Lantas, pantai mana yang ingin dikunjungi?
Pantai Sendiki adalah jawabannya. Ini bermula saat saya menjelajahi pantai selatan Malang beberapa tahun yang lalu. Saya memulainya dari pantai ini. Berangkat pagi buta dari Kota Malang, saya tiba di yang berada di Tambakrejo Sumbermanjing Wetan ini sekitar jam 8 pagi. Masih sunyi dan tak banyak insan berkamera yang datang.

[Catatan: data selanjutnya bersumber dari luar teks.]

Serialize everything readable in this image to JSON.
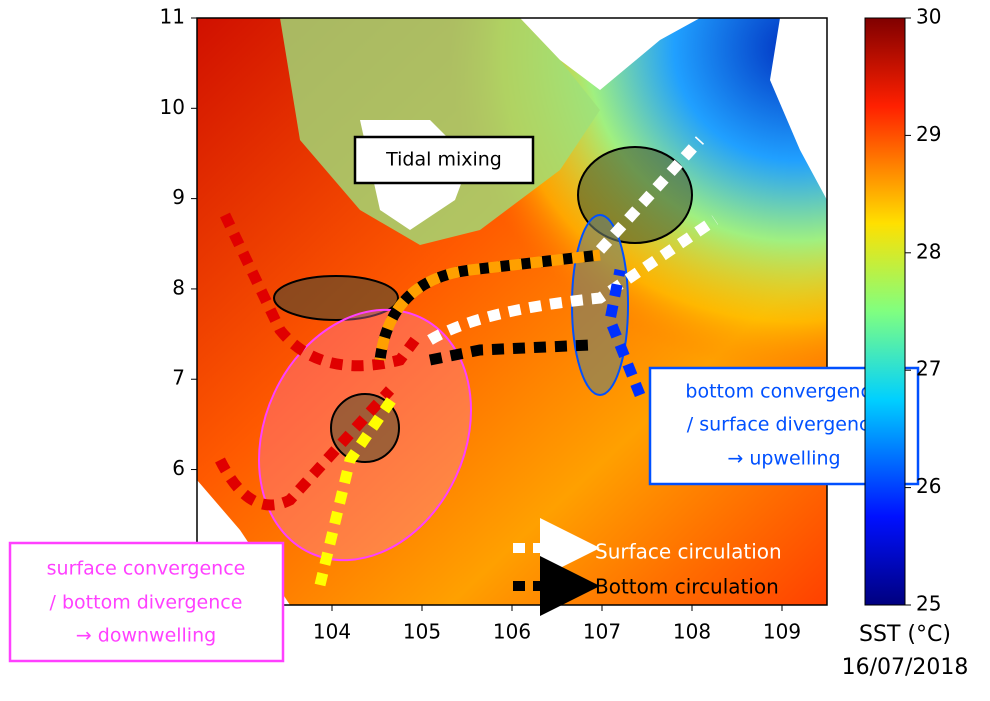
{
  "map": {
    "x_axis": {
      "xlim": [
        102.5,
        109.5
      ],
      "ticks": [
        104,
        105,
        106,
        107,
        108,
        109
      ]
    },
    "y_axis": {
      "ylim": [
        4.5,
        11
      ],
      "ticks": [
        6,
        7,
        8,
        9,
        10,
        11
      ]
    },
    "colorbar": {
      "range": [
        25,
        30
      ],
      "ticks": [
        25,
        26,
        27,
        28,
        29,
        30
      ],
      "label": "SST (°C)",
      "date": "16/07/2018"
    },
    "annotations": {
      "tidal": "Tidal mixing",
      "upwelling": [
        "bottom convergence",
        "/ surface divergence",
        "→ upwelling"
      ],
      "downwelling": [
        "surface convergence",
        "/ bottom divergence",
        "→ downwelling"
      ]
    },
    "legend": {
      "surface": "Surface circulation",
      "bottom": "Bottom circulation"
    }
  }
}
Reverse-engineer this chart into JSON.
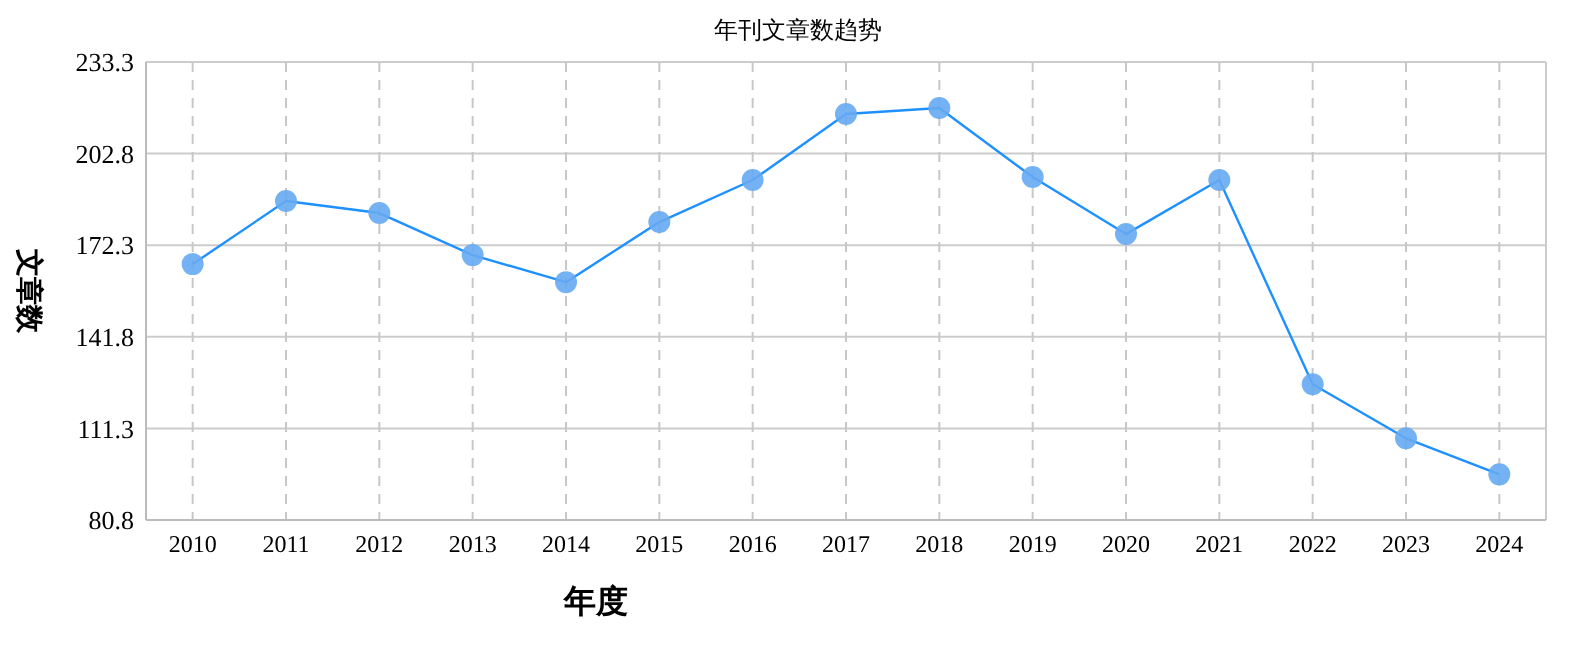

Rekan saya segera memarkir motornya di tempat yang disediakan. Tentu, kami langsung membayar harga tiket parkir sebesar 5.000 rupiah. Ditambah tiket masuk sebesar 10.000 rupiah, kami pun memutuskan untuk segera memulai petualangan ini. Yang ternyata, diawali dengan menuruni anak tangga menuju bibir pantai.
Anak tangga ini memandu kami menuruni bukit kapur yang menjadi bentang alam khas di Malang Selatan. Derap langkah kami semakin terlihat bersemangat kala bibir pantai dengan warna biru air laut sudah terlihat. Ingin rasanya kami segera mencicipi desiran ombak itu dari dekat.
Namun, rekan saya memutuskan untuk berganti kostum dulu. Bukan kostum superhero, melainkan kostum yang lebih beach-able, alias lebih mudah digunakan untuk menyusuri pantai. Berupa celana pendek dan sandal jepit. Tak lupa kacamata hitam dan topi menjadi hal yang tak boleh dilewatkan. Jangan lupakan pula tabir surya secukupnya harus dioleskan ke bagian tangan agar kulit tak terbakar. Terlebih, kami sudah berniat mengambil banyak foto layaknya pemotretan Miss Grand International.
Dengan kostum yang sudah beach-able, kami berlari menuju bibir pantai. Baru saja kaki kami akan merasakan deburan ombak, tiba-tiba saja
Priiiiiiiiiiiiiiiiiiiiiiiiiiiiiiiit
Sebuah suara peluit terdengar nyaring memekakkan telinga. Seorang penjaga pantai dengan bendera merah di tangannya terlihat membentangkan bendera itu. Kami dilarang mendekati garis pantai. Maka, saya pun mengajak rekan saya untuk menjauh dan memilih untuk berada di bibir pantai yang terhalang karang.
Alasan penjaga pantai melarang kami memang tepat. Ombak pantai ini sangat ganas. Salah satu bagian sandal jepit saya yang mulanya anggun hinggap di kedua kaki tetiba terseret ombak saat saya tak sengaja terjatuh. Dalam sekejap, sandal itu lenyap. Rekan saya langsung berinisiatif mengambil tapi saya larang.